Second, if supposed human caused climate change isn’t making the weather conditions which affect farming worse, how is it boosting crop prices, as the title of the story says it is? It isn’t!

No claim has been refuted more at Climate Realism, than that climate change is harming crop yields and/or production. Climate Realism has responded to more than 260 media reports bemoaning climate induced harms to agriculture, refuting each and every story with hard data, mostly from the U.N. Food and Agriculture Organization, showing that the media’s claims to the contrary, crop production and yields have continued to regularly set records during the modern period of modest warming, largely due to the beneficial affects of increased CO2 on plant productivity and health, and improved growing conditions.

Global warming lengthens growing seasons, reduces frost events, and makes more land suitable for crop production. Also, carbon dioxide is an aerial fertilizer for plant life. These factors have resulted in the largest decline in hunger, malnutrition, and starvation in human history.

Whether one examines the production and yield of staple cereal grains, fruits and nuts, legumes, or less critical but still widely consumed crops like coffee and cocoa, the story is the same around the globe: increased yields and production

Previous Climate Realism posts show agricultural productivity has increased dramatically, for example, in Africa, herehere, and here; in the Middle East, here and here; in Latin America, herehere, and here; in Asia, herehere, and here, and in North America, herehereherehere, and here.

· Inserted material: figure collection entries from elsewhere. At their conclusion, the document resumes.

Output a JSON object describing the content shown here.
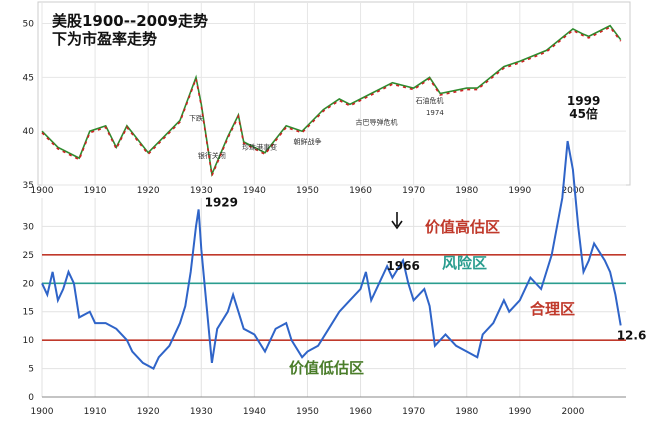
{
  "chart_data": [
    {
      "type": "line",
      "title": "美股1900--2009走势",
      "series": [
        {
          "values": [
            [
              1900,
              40
            ],
            [
              1903,
              38.5
            ],
            [
              1907,
              37.5
            ],
            [
              1909,
              40
            ],
            [
              1912,
              40.5
            ],
            [
              1914,
              38.5
            ],
            [
              1916,
              40.5
            ],
            [
              1920,
              38
            ],
            [
              1923,
              39.5
            ],
            [
              1926,
              41
            ],
            [
              1929,
              45
            ],
            [
              1930,
              42.5
            ],
            [
              1932,
              36
            ],
            [
              1935,
              39.5
            ],
            [
              1937,
              41.5
            ],
            [
              1938,
              39
            ],
            [
              1942,
              38
            ],
            [
              1946,
              40.5
            ],
            [
              1949,
              40
            ],
            [
              1953,
              42
            ],
            [
              1956,
              43
            ],
            [
              1958,
              42.5
            ],
            [
              1962,
              43.5
            ],
            [
              1966,
              44.5
            ],
            [
              1970,
              44
            ],
            [
              1973,
              45
            ],
            [
              1975,
              43.5
            ],
            [
              1980,
              44
            ],
            [
              1982,
              44
            ],
            [
              1987,
              46
            ],
            [
              1990,
              46.5
            ],
            [
              1995,
              47.5
            ],
            [
              2000,
              49.5
            ],
            [
              2002,
              49
            ],
            [
              2003,
              48.8
            ],
            [
              2007,
              49.8
            ],
            [
              2009,
              48.5
            ]
          ]
        }
      ],
      "xlim": [
        1900,
        2010
      ],
      "yticks": [
        "35",
        "40",
        "45",
        "50"
      ],
      "xticks": [
        "1900",
        "1910",
        "1920",
        "1930",
        "1940",
        "1950",
        "1960",
        "1970",
        "1980",
        "1990",
        "2000"
      ],
      "title_line2": "下为市盈率走势",
      "event_labels": [
        "下跌",
        "银行关闭",
        "珍珠港事变",
        "朝鲜战争",
        "古巴导弹危机",
        "石油危机",
        "1974"
      ]
    },
    {
      "type": "line",
      "series": [
        {
          "values": [
            [
              1900,
              20
            ],
            [
              1901,
              18
            ],
            [
              1902,
              22
            ],
            [
              1903,
              17
            ],
            [
              1904,
              19
            ],
            [
              1905,
              22
            ],
            [
              1906,
              20
            ],
            [
              1907,
              14
            ],
            [
              1909,
              15
            ],
            [
              1910,
              13
            ],
            [
              1912,
              13
            ],
            [
              1914,
              12
            ],
            [
              1916,
              10
            ],
            [
              1917,
              8
            ],
            [
              1919,
              6
            ],
            [
              1920,
              5.5
            ],
            [
              1921,
              5
            ],
            [
              1922,
              7
            ],
            [
              1924,
              9
            ],
            [
              1926,
              13
            ],
            [
              1927,
              16
            ],
            [
              1928,
              22
            ],
            [
              1929,
              30
            ],
            [
              1929.5,
              33
            ],
            [
              1930,
              26
            ],
            [
              1931,
              16
            ],
            [
              1932,
              6
            ],
            [
              1933,
              12
            ],
            [
              1935,
              15
            ],
            [
              1936,
              18
            ],
            [
              1937,
              15
            ],
            [
              1938,
              12
            ],
            [
              1940,
              11
            ],
            [
              1942,
              8
            ],
            [
              1944,
              12
            ],
            [
              1946,
              13
            ],
            [
              1947,
              10
            ],
            [
              1949,
              7
            ],
            [
              1950,
              8
            ],
            [
              1952,
              9
            ],
            [
              1954,
              12
            ],
            [
              1956,
              15
            ],
            [
              1958,
              17
            ],
            [
              1960,
              19
            ],
            [
              1961,
              22
            ],
            [
              1962,
              17
            ],
            [
              1964,
              21
            ],
            [
              1965,
              23
            ],
            [
              1966,
              21
            ],
            [
              1968,
              24
            ],
            [
              1969,
              20
            ],
            [
              1970,
              17
            ],
            [
              1972,
              19
            ],
            [
              1973,
              16
            ],
            [
              1974,
              9
            ],
            [
              1976,
              11
            ],
            [
              1978,
              9
            ],
            [
              1980,
              8
            ],
            [
              1982,
              7
            ],
            [
              1983,
              11
            ],
            [
              1985,
              13
            ],
            [
              1987,
              17
            ],
            [
              1988,
              15
            ],
            [
              1990,
              17
            ],
            [
              1992,
              21
            ],
            [
              1994,
              19
            ],
            [
              1996,
              25
            ],
            [
              1998,
              35
            ],
            [
              1999,
              45
            ],
            [
              2000,
              40
            ],
            [
              2001,
              30
            ],
            [
              2002,
              22
            ],
            [
              2003,
              24
            ],
            [
              2004,
              27
            ],
            [
              2006,
              24
            ],
            [
              2007,
              22
            ],
            [
              2008,
              18
            ],
            [
              2009,
              12.6
            ]
          ]
        }
      ],
      "xlim": [
        1900,
        2010
      ],
      "ylim": [
        0,
        35
      ],
      "yticks": [
        "0",
        "5",
        "10",
        "15",
        "20",
        "25",
        "30"
      ],
      "xticks": [
        "1900",
        "1910",
        "1920",
        "1930",
        "1940",
        "1950",
        "1960",
        "1970",
        "1980",
        "1990",
        "2000"
      ],
      "reference_lines": [
        {
          "value": 25,
          "label": "价值高估区",
          "color": "#c0392b"
        },
        {
          "value": 20,
          "label": "风险区",
          "color": "#2a9d8f"
        },
        {
          "value": 10,
          "label": "合理区",
          "color": "#c0392b"
        }
      ],
      "zone_labels": {
        "low": "价值低估区"
      },
      "annotations": [
        {
          "x": 1929.5,
          "y": 33,
          "text": "1929"
        },
        {
          "x": 1966,
          "y": 21,
          "text": "1966"
        },
        {
          "x": 1999,
          "y": 45,
          "text": "1999"
        },
        {
          "x": 1999,
          "y": 45,
          "text": "45倍"
        },
        {
          "x": 2009,
          "y": 12.6,
          "text": "12.6"
        }
      ]
    }
  ]
}
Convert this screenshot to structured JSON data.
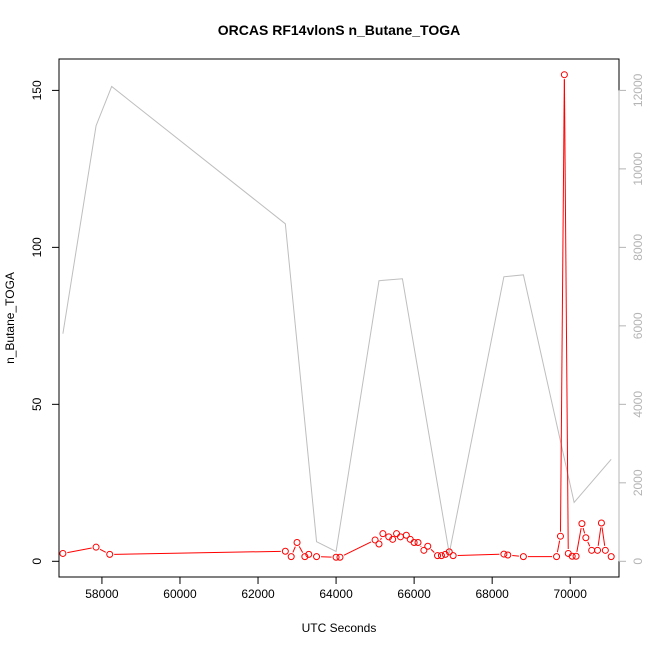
{
  "chart_data": {
    "type": "line",
    "title": "ORCAS RF14vlonS n_Butane_TOGA",
    "xlabel": "UTC Seconds",
    "ylabel": "n_Butane_TOGA",
    "xlim": [
      56900,
      71250
    ],
    "ylim": [
      -5,
      160
    ],
    "y2lim": [
      -400,
      12800
    ],
    "x_ticks": [
      58000,
      60000,
      62000,
      64000,
      66000,
      68000,
      70000
    ],
    "y_ticks": [
      0,
      50,
      100,
      150
    ],
    "y2_ticks": [
      0,
      2000,
      4000,
      6000,
      8000,
      10000,
      12000
    ],
    "grid": false,
    "series": [
      {
        "axis": "left",
        "style": "line+circles",
        "color": "#ff0000",
        "x": [
          57000,
          57850,
          58200,
          62700,
          62850,
          63000,
          63200,
          63300,
          63500,
          64000,
          64100,
          65000,
          65100,
          65200,
          65350,
          65450,
          65550,
          65650,
          65800,
          65900,
          66000,
          66100,
          66250,
          66350,
          66600,
          66700,
          66800,
          66900,
          67000,
          68300,
          68400,
          68800,
          69650,
          69750,
          69850,
          69950,
          70050,
          70150,
          70300,
          70400,
          70550,
          70700,
          70800,
          70900,
          71050
        ],
        "y": [
          2.5,
          4.5,
          2.2,
          3.2,
          1.5,
          6,
          1.5,
          2.2,
          1.5,
          1.3,
          1.3,
          6.8,
          5.5,
          8.8,
          7.8,
          7,
          8.8,
          7.8,
          8.3,
          7,
          6,
          6,
          3.5,
          4.8,
          1.8,
          1.8,
          2.2,
          3,
          1.8,
          2.3,
          2,
          1.5,
          1.5,
          8,
          155,
          2.5,
          1.6,
          1.6,
          12,
          7.5,
          3.5,
          3.5,
          12.2,
          3.5,
          1.5
        ]
      },
      {
        "axis": "right",
        "style": "line",
        "color": "#bebebe",
        "x": [
          57000,
          57850,
          58250,
          62700,
          63500,
          64000,
          65100,
          65700,
          66900,
          68300,
          68800,
          70100,
          71050
        ],
        "y": [
          5800,
          11100,
          12100,
          8600,
          500,
          250,
          7150,
          7200,
          200,
          7250,
          7300,
          1500,
          2600
        ]
      }
    ]
  }
}
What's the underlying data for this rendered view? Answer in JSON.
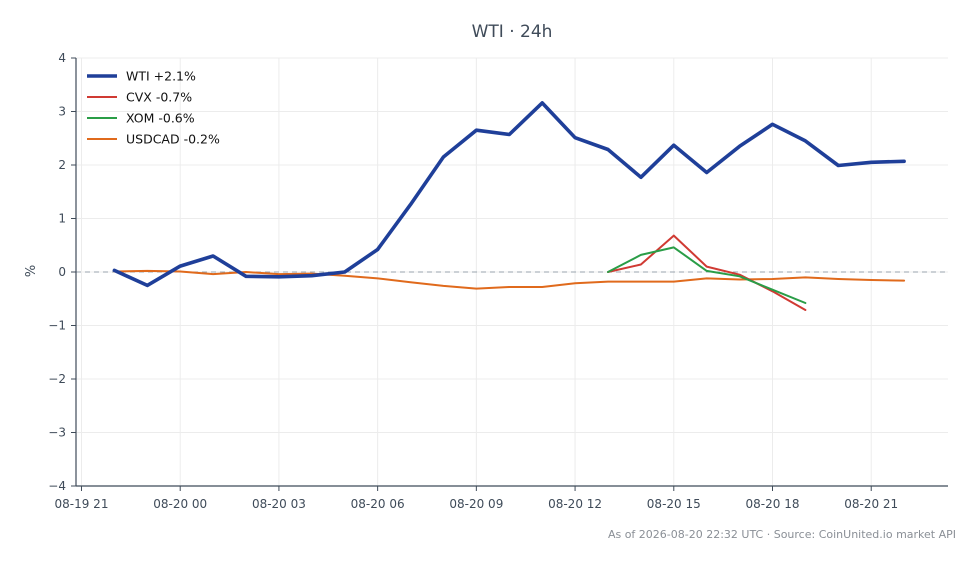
{
  "chart_data": {
    "type": "line",
    "title": "WTI · 24h",
    "xlabel": "",
    "ylabel": "%",
    "ylim": [
      -4,
      4
    ],
    "xlim": [
      "2026-08-19 20:50",
      "2026-08-20 23:20"
    ],
    "x_ticks": [
      "08-19 21",
      "08-20 00",
      "08-20 03",
      "08-20 06",
      "08-20 09",
      "08-20 12",
      "08-20 15",
      "08-20 18",
      "08-20 21"
    ],
    "y_ticks": [
      "−4",
      "−3",
      "−2",
      "−1",
      "0",
      "1",
      "2",
      "3",
      "4"
    ],
    "grid": true,
    "zero_line": true,
    "legend_position": "top-left",
    "footer": "As of 2026-08-20 22:32 UTC · Source: CoinUnited.io market API",
    "series": [
      {
        "name": "WTI +2.1%",
        "color": "#1f3f99",
        "x": [
          "2026-08-19 22:00",
          "2026-08-19 23:00",
          "2026-08-20 00:00",
          "2026-08-20 01:00",
          "2026-08-20 02:00",
          "2026-08-20 03:00",
          "2026-08-20 04:00",
          "2026-08-20 05:00",
          "2026-08-20 06:00",
          "2026-08-20 07:00",
          "2026-08-20 08:00",
          "2026-08-20 09:00",
          "2026-08-20 10:00",
          "2026-08-20 11:00",
          "2026-08-20 12:00",
          "2026-08-20 13:00",
          "2026-08-20 14:00",
          "2026-08-20 15:00",
          "2026-08-20 16:00",
          "2026-08-20 17:00",
          "2026-08-20 18:00",
          "2026-08-20 19:00",
          "2026-08-20 20:00",
          "2026-08-20 21:00",
          "2026-08-20 22:00"
        ],
        "values": [
          0.03,
          -0.25,
          0.11,
          0.3,
          -0.08,
          -0.09,
          -0.07,
          0.0,
          0.42,
          1.26,
          2.15,
          2.65,
          2.57,
          3.16,
          2.51,
          2.29,
          1.77,
          2.37,
          1.86,
          2.35,
          2.76,
          2.45,
          1.99,
          2.05,
          2.07
        ]
      },
      {
        "name": "CVX -0.7%",
        "color": "#d03a33",
        "x": [
          "2026-08-20 13:00",
          "2026-08-20 14:00",
          "2026-08-20 15:00",
          "2026-08-20 16:00",
          "2026-08-20 17:00",
          "2026-08-20 18:00",
          "2026-08-20 19:00"
        ],
        "values": [
          0.0,
          0.14,
          0.68,
          0.1,
          -0.05,
          -0.36,
          -0.71
        ]
      },
      {
        "name": "XOM -0.6%",
        "color": "#2a9d47",
        "x": [
          "2026-08-20 13:00",
          "2026-08-20 14:00",
          "2026-08-20 15:00",
          "2026-08-20 16:00",
          "2026-08-20 17:00",
          "2026-08-20 18:00",
          "2026-08-20 19:00"
        ],
        "values": [
          0.0,
          0.32,
          0.46,
          0.02,
          -0.08,
          -0.33,
          -0.58
        ]
      },
      {
        "name": "USDCAD -0.2%",
        "color": "#e06a1c",
        "x": [
          "2026-08-19 22:00",
          "2026-08-19 23:00",
          "2026-08-20 00:00",
          "2026-08-20 01:00",
          "2026-08-20 02:00",
          "2026-08-20 03:00",
          "2026-08-20 04:00",
          "2026-08-20 05:00",
          "2026-08-20 06:00",
          "2026-08-20 07:00",
          "2026-08-20 08:00",
          "2026-08-20 09:00",
          "2026-08-20 10:00",
          "2026-08-20 11:00",
          "2026-08-20 12:00",
          "2026-08-20 13:00",
          "2026-08-20 14:00",
          "2026-08-20 15:00",
          "2026-08-20 16:00",
          "2026-08-20 17:00",
          "2026-08-20 18:00",
          "2026-08-20 19:00",
          "2026-08-20 20:00",
          "2026-08-20 21:00",
          "2026-08-20 22:00"
        ],
        "values": [
          0.01,
          0.02,
          0.01,
          -0.04,
          0.0,
          -0.04,
          -0.03,
          -0.07,
          -0.12,
          -0.19,
          -0.26,
          -0.31,
          -0.28,
          -0.28,
          -0.21,
          -0.18,
          -0.18,
          -0.18,
          -0.12,
          -0.14,
          -0.13,
          -0.1,
          -0.13,
          -0.15,
          -0.16
        ]
      }
    ]
  }
}
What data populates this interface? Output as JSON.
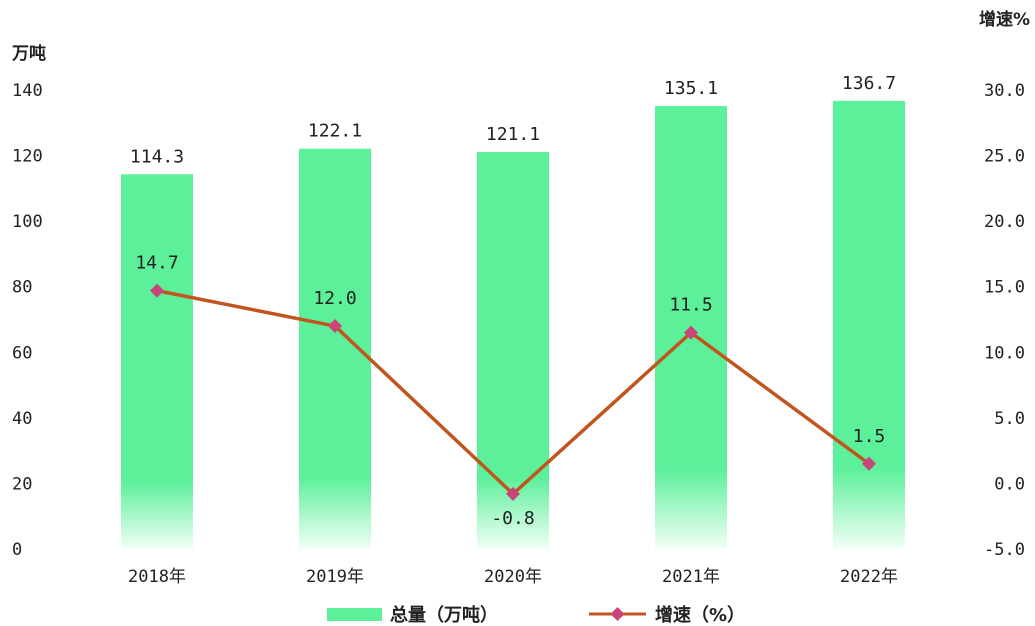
{
  "chart_data": {
    "type": "bar",
    "categories": [
      "2018年",
      "2019年",
      "2020年",
      "2021年",
      "2022年"
    ],
    "series": [
      {
        "name": "总量（万吨）",
        "type": "bar",
        "axis": "left",
        "color": "#5cf09a",
        "values": [
          114.3,
          122.1,
          121.1,
          135.1,
          136.7
        ],
        "labels": [
          "114.3",
          "122.1",
          "121.1",
          "135.1",
          "136.7"
        ]
      },
      {
        "name": "增速（%）",
        "type": "line",
        "axis": "right",
        "color": "#c0561e",
        "marker_color": "#c8457a",
        "marker": "diamond",
        "values": [
          14.7,
          12.0,
          -0.8,
          11.5,
          1.5
        ],
        "labels": [
          "14.7",
          "12.0",
          "-0.8",
          "11.5",
          "1.5"
        ]
      }
    ],
    "y_left": {
      "unit": "万吨",
      "range": [
        0,
        140
      ],
      "ticks": [
        "0",
        "20",
        "40",
        "60",
        "80",
        "100",
        "120",
        "140"
      ]
    },
    "y_right": {
      "unit": "增速%",
      "range": [
        -5,
        30
      ],
      "ticks": [
        "-5.0",
        "0.0",
        "5.0",
        "10.0",
        "15.0",
        "20.0",
        "25.0",
        "30.0"
      ]
    },
    "grid": false,
    "legend_position": "bottom"
  }
}
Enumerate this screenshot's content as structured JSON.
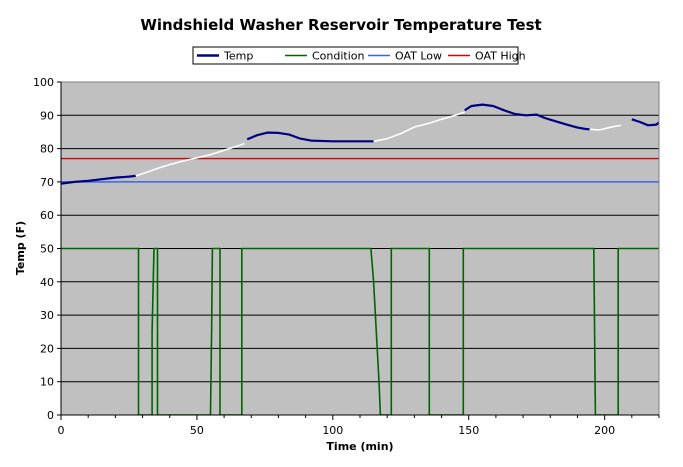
{
  "chart_data": {
    "type": "line",
    "title": "Windshield Washer Reservoir Temperature Test",
    "xlabel": "Time (min)",
    "ylabel": "Temp (F)",
    "xlim": [
      0,
      220
    ],
    "ylim": [
      0,
      100
    ],
    "xticks": [
      0,
      50,
      100,
      150,
      200
    ],
    "yticks": [
      0,
      10,
      20,
      30,
      40,
      50,
      60,
      70,
      80,
      90,
      100
    ],
    "grid": "horizontal",
    "legend_position": "top-center",
    "colors": {
      "plot_background": "#c0c0c0",
      "temp": "#000080",
      "temp_gap": "#ffffff",
      "condition": "#006400",
      "oat_low": "#3366ff",
      "oat_high": "#dd0000"
    },
    "legend": [
      {
        "name": "Temp",
        "key": "temp"
      },
      {
        "name": "Condition",
        "key": "condition"
      },
      {
        "name": "OAT Low",
        "key": "oat_low"
      },
      {
        "name": "OAT High",
        "key": "oat_high"
      }
    ],
    "series": [
      {
        "name": "Temp",
        "key": "temp",
        "segments": [
          {
            "style": "solid",
            "points": [
              [
                0,
                69.5
              ],
              [
                5,
                70
              ],
              [
                10,
                70.3
              ],
              [
                15,
                70.8
              ],
              [
                20,
                71.3
              ],
              [
                25,
                71.6
              ],
              [
                27.5,
                71.8
              ]
            ]
          },
          {
            "style": "gap",
            "points": [
              [
                27.5,
                71.8
              ],
              [
                32,
                73
              ],
              [
                36,
                74.2
              ],
              [
                40,
                75.2
              ],
              [
                45,
                76.3
              ],
              [
                50,
                77.2
              ],
              [
                55,
                78.2
              ],
              [
                60,
                79.5
              ],
              [
                65,
                80.8
              ],
              [
                67.5,
                81.5
              ]
            ]
          },
          {
            "style": "solid",
            "points": [
              [
                68.5,
                82.8
              ],
              [
                72,
                84
              ],
              [
                76,
                84.8
              ],
              [
                80,
                84.7
              ],
              [
                84,
                84.2
              ],
              [
                88,
                83
              ],
              [
                92,
                82.4
              ],
              [
                100,
                82.2
              ],
              [
                110,
                82.2
              ],
              [
                115,
                82.2
              ]
            ]
          },
          {
            "style": "gap",
            "points": [
              [
                115,
                82.2
              ],
              [
                120,
                83
              ],
              [
                125,
                84.5
              ],
              [
                130,
                86.5
              ],
              [
                135,
                87.5
              ],
              [
                140,
                88.8
              ],
              [
                145,
                90
              ],
              [
                148.5,
                91
              ]
            ]
          },
          {
            "style": "solid",
            "points": [
              [
                148.5,
                91.5
              ],
              [
                151,
                92.8
              ],
              [
                155,
                93.2
              ],
              [
                159,
                92.8
              ],
              [
                163,
                91.5
              ],
              [
                167,
                90.4
              ],
              [
                171,
                90
              ],
              [
                175,
                90.2
              ],
              [
                178,
                89.2
              ],
              [
                182,
                88.2
              ],
              [
                186,
                87.2
              ],
              [
                190,
                86.3
              ],
              [
                193,
                85.9
              ],
              [
                194.5,
                85.8
              ]
            ]
          },
          {
            "style": "gap",
            "points": [
              [
                194.5,
                85.8
              ],
              [
                198,
                85.6
              ],
              [
                202,
                86.4
              ],
              [
                206,
                87
              ]
            ]
          },
          {
            "style": "solid",
            "points": [
              [
                210,
                88.8
              ],
              [
                213,
                88
              ],
              [
                216,
                87
              ],
              [
                219,
                87.2
              ],
              [
                221,
                88.5
              ]
            ]
          }
        ]
      },
      {
        "name": "Condition",
        "key": "condition",
        "points": [
          [
            0,
            50
          ],
          [
            28.5,
            50
          ],
          [
            28.5,
            0
          ],
          [
            33.5,
            0
          ],
          [
            33.5,
            25
          ],
          [
            34.2,
            50
          ],
          [
            35.5,
            50
          ],
          [
            35.5,
            0
          ],
          [
            55,
            0
          ],
          [
            55.4,
            25
          ],
          [
            55.7,
            50
          ],
          [
            58.5,
            50
          ],
          [
            58.5,
            0
          ],
          [
            66.5,
            0
          ],
          [
            66.5,
            50
          ],
          [
            114,
            50
          ],
          [
            115,
            40
          ],
          [
            116,
            25
          ],
          [
            117,
            10
          ],
          [
            117.5,
            0
          ],
          [
            121.5,
            0
          ],
          [
            121.5,
            50
          ],
          [
            135.5,
            50
          ],
          [
            135.5,
            0
          ],
          [
            148,
            0
          ],
          [
            148,
            50
          ],
          [
            196,
            50
          ],
          [
            196.3,
            25
          ],
          [
            196.6,
            0
          ],
          [
            205,
            0
          ],
          [
            205,
            50
          ],
          [
            221,
            50
          ]
        ]
      },
      {
        "name": "OAT Low",
        "key": "oat_low",
        "points": [
          [
            0,
            70
          ],
          [
            221,
            70
          ]
        ]
      },
      {
        "name": "OAT High",
        "key": "oat_high",
        "points": [
          [
            0,
            77
          ],
          [
            221,
            77
          ]
        ]
      }
    ]
  }
}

This increase in food production has occurred even as the number of people and the amount of land devoted to growing crops has declined. Fewer people, farming less land, producing higher yields reflects increasing rather than declining productivity.

Because of the growing food abundance, in part climate change driven, the United Nations reports the number of hungry people has declined by two billion people during the past 30 plus years of global warming, since 1990.

So Bloomberg is wrong about climate change causing food shortages and thus higher prices now but what about its predictions, based on climate model projections, about the future. Bloomberg claims “[e]xtreme heat alone could raise global inflation by 0.3 percentage points to 1.2 percentage points a year starting in 2035, according to one study.”

Even if one could trust climate models to accurately portray future climate conditions, which we can’t since they don’t portray past or present conditions accurately without significant “tuning,” botany and agronomy suggests that what rising CO2 has done for crops up until now, should continue into the foreseeable future. The addition of approximately 140 parts per million of carbon dioxide to the atmosphere by humans has helped dramatically reduce hunger, by increasing the photosynthetic productivity and improving the water use of plants. Thousands of field and laboratory experiments confirm this basic truth. The result, research shows there is now 17 percent more food available per person than there was three decades ago. There is no biological basis for believing any reasonably expected future levels of CO2 would reverse crop productivity or trends.

In the end, Bloomberg did what other mainstream media outlets have done previously — cite a single alarming study grounded in unrealistic climate model projections, along with quoting select “experts” predisposed to predict climate change doom, to push the narrative that human caused climate change is dooming food production. Nothing could be further from the truth. It’s time for Bloomberg to join the increasing number of media outlets that are reducing their alarming climate coverage, at least in part, in response to climate facts finally getting out and the public’s increasing skepticism or apathy regarding alarming climate claims, especially those that have been discredited multiple times in the past.